Mardi Gras GangsterName: Madeline "Maddie" Bourgeois
Age: 21
Sex: Female
Height: 5'8"
Weight: 128 LBS
Hair: Dark Red
Eyes: Blue
Holiday: Mardi Gras
Job(s): Gangster
Hobbies: Cajun Fiddle, Singing, Cooking, Partying
Weapon(s): Beads Magnum, Confetti Cannon, Horde of Underlings(tm)
Story: "Everything for a profit!" is the motto that Madeline Bourgeois has lived by for most of her life. It was one of many things that her grandfather, Édouard Bourgeois, would teach her before he passed away. Maddie was very close to her grandfather. Closer to him than she ever was with her own mom & dad. It was her grandfather who would buy Maddie her Cajun Fiddle, and teach her to play it. It was her grandfather with whom she would sing with. It was her grandfather from whom she learned how to cook from. And it was her grandfather who would teach her how to pick pockets.
One day, when she was 11 years old, she was rummaging through her grandfather's attic. While looking through a chest, she various expensive looking jewels and other assorted items. Maddie asked her grandfather about this, and he confided in her that he was once a crook. "The Mardi Gras Gangster," he called himself. Maddie listened to him as he told her how he supported his family more through the items he stole than from his music, and that she was the first family member she ever told this to. At the end, he told her something that she would never forget.

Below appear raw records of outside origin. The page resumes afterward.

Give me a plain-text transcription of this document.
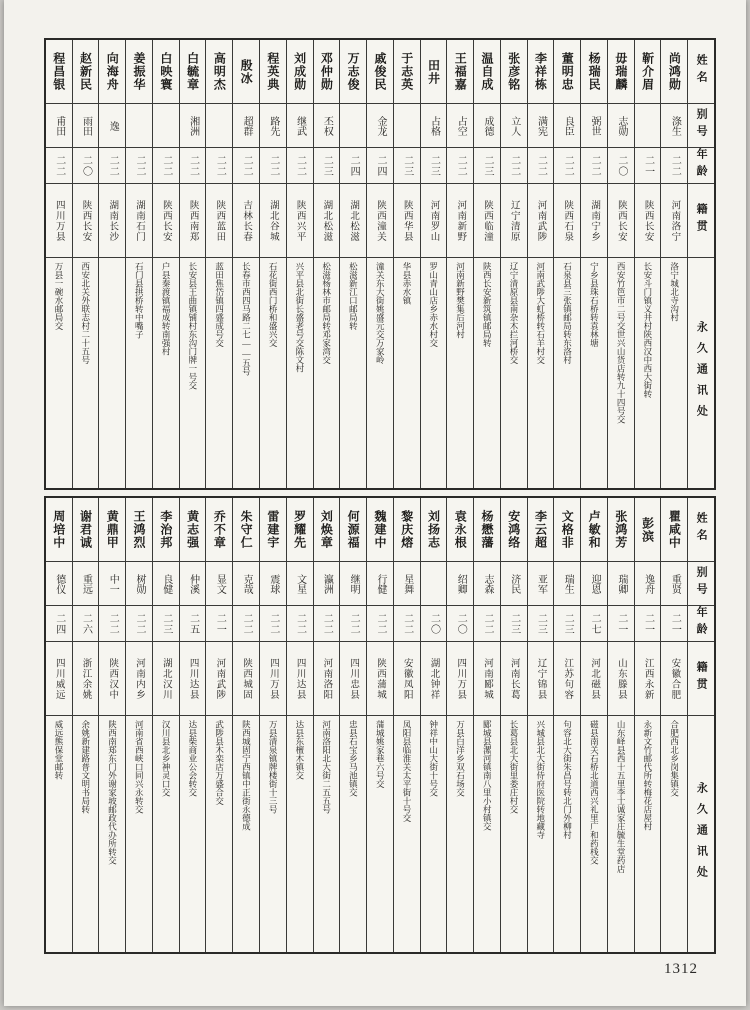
姓名
别号
年龄
籍贯
永久通讯处
尚鸿勋
涤生
二二
河南洛宁
洛宁城北寺沟村
靳介眉
二一
陕西长安
长安斗门镇义井村陕西汉中西大街转
毋瑞麟
志勋
二〇
陕西长安
西安竹笆市二号交世兴山货店转九十四号交
杨瑞民
弼世
二二
湖南宁乡
宁乡县珠石桥转袁林塘
董明忠
良臣
二二
陕西石泉
石泉县三张镇邮局转东洛村
李祥栋
满宪
二二
河南武陟
河南武陟大虹桥转石羊村交
张彦铭
立人
二二
辽宁清原
辽宁清原县南杂木拦河桥交
温自成
成德
二三
陕西临潼
陕西长安新筑镇邮局转
王福嘉
占空
二二
河南新野
河南新野樊集后河村
田井
占格
二三
河南罗山
罗山青山店乡赤水村交
于志英
二三
陕西华县
华县赤水镇
戚俊民
金龙
二四
陕西潼关
潼关东大街姚盛元交万家岭
万志俊
二四
湖北松滋
松滋新江口邮局转
邓仲勋
丕权
二三
湖北松滋
松滋杨林市邮局转邓家湾交
刘成勋
继武
二二
陕西兴平
兴平县北街长盛老号交陈文村
程英典
路先
二二
湖北谷城
石花街西门桥和盛兴交
殷冰
超群
二二
吉林长春
长春市西四马路二七——五号
高明杰
二二
陕西蓝田
蓝田焦岱镇四盛成号交
白毓章
湘洲
二二
陕西南郑
长安县王曲镇铺村东沟门牌一号交
白映寰
二二
陕西长安
户县秦渡镇福成转南强村
姜振华
二二
湖南石门
石门县拱桥转中嘴子
向海舟
逸
二二
湖南长沙
赵新民
雨田
二〇
陕西长安
西安北关外联志村二十五号
程昌银
甫田
二二
四川万县
万县一碗水邮局交
姓名
别号
年龄
籍贯
永久通讯处
瞿咸中
重贤
二一
安徽合肥
合肥西北乡岗集镇交
彭滨
逸舟
二一
江西永新
永新文竹邮代所转梅花店屋村
张鸿芳
瑞卿
二一
山东滕县
山东峄县西十五里李士诚家庄毓生堂药店
卢敏和
迎恩
二七
河北磁县
磁县南关石桥北道西兴礼里广和药栈交
文格非
瑞生
二三
江苏句容
句容北大街朱昌号转北门外柳村
李云超
亚军
二三
辽宁锦县
兴城县北大街侍府医院转地藏寺
安鸿络
济民
二三
河南长葛
长葛县北大街里娄庄村交
杨懋藩
志森
二二
河南郾城
郾城县漯河镇南八里小村镇交
袁永根
绍卿
二〇
四川万县
万县白洋乡双石场交
刘扬志
二〇
湖北钟祥
钟祥中山大街十号交
黎庆熔
星舞
二二
安徽凤阳
凤阳县临淮关太平街十号交
魏建中
行健
二二
陕西蒲城
蒲城姚家巷六号交
何源福
继明
二二
四川忠县
忠县石宝乡马池镇交
刘焕章
瀛洲
二二
河南洛阳
河南洛阳北大街二五五号
罗耀先
文星
二二
四川达县
达县东檀木镇交
雷建宇
震球
二二
四川万县
万县清泉镇牌楼街十三号
朱守仁
克哉
二二
陕西城固
陕西城固宁西镇中正街永德成
乔不章
显文
二一
河南武陟
武陟县木栾店万盛合交
黄志强
仲溪
二五
四川达县
达县柴商业公会转交
李治邦
良健
二三
湖北汉川
汉川县北乡神灵口交
王鸿烈
树勋
二二
河南内乡
河南省西峡口同兴永转交
黄鼎甲
中一
二二
陕西汉中
陕西南郑东门外谢家坡邮政代办所转交
谢君诚
重远
二六
浙江余姚
余姚新建路普文明书局转
周培中
德仪
二四
四川威远
威远熊保堂邮转
1312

"Everything for a profit, Maddie. Remember that. Money is survival. Survival is life. If you have enough of it, every day can be Mardi Gras!"
From that moment on, Maddie wanted to learn everything her grandfather had to teach her. She learned how to pick pockets with ease, how to intimidate others, how to use people without them even knowing it, how to launder money, how to blend in with a crowd and avoid detection, and how to avoid being noticed all together. Édouard explained that the reason he called himself the Mardi Gras Gangster was both because of his story to Maddie and because Mardi Gras was the best day for thievery. When he finally passed away, Édouard Bourgeois knew that his legacy would live on in her granddaughter.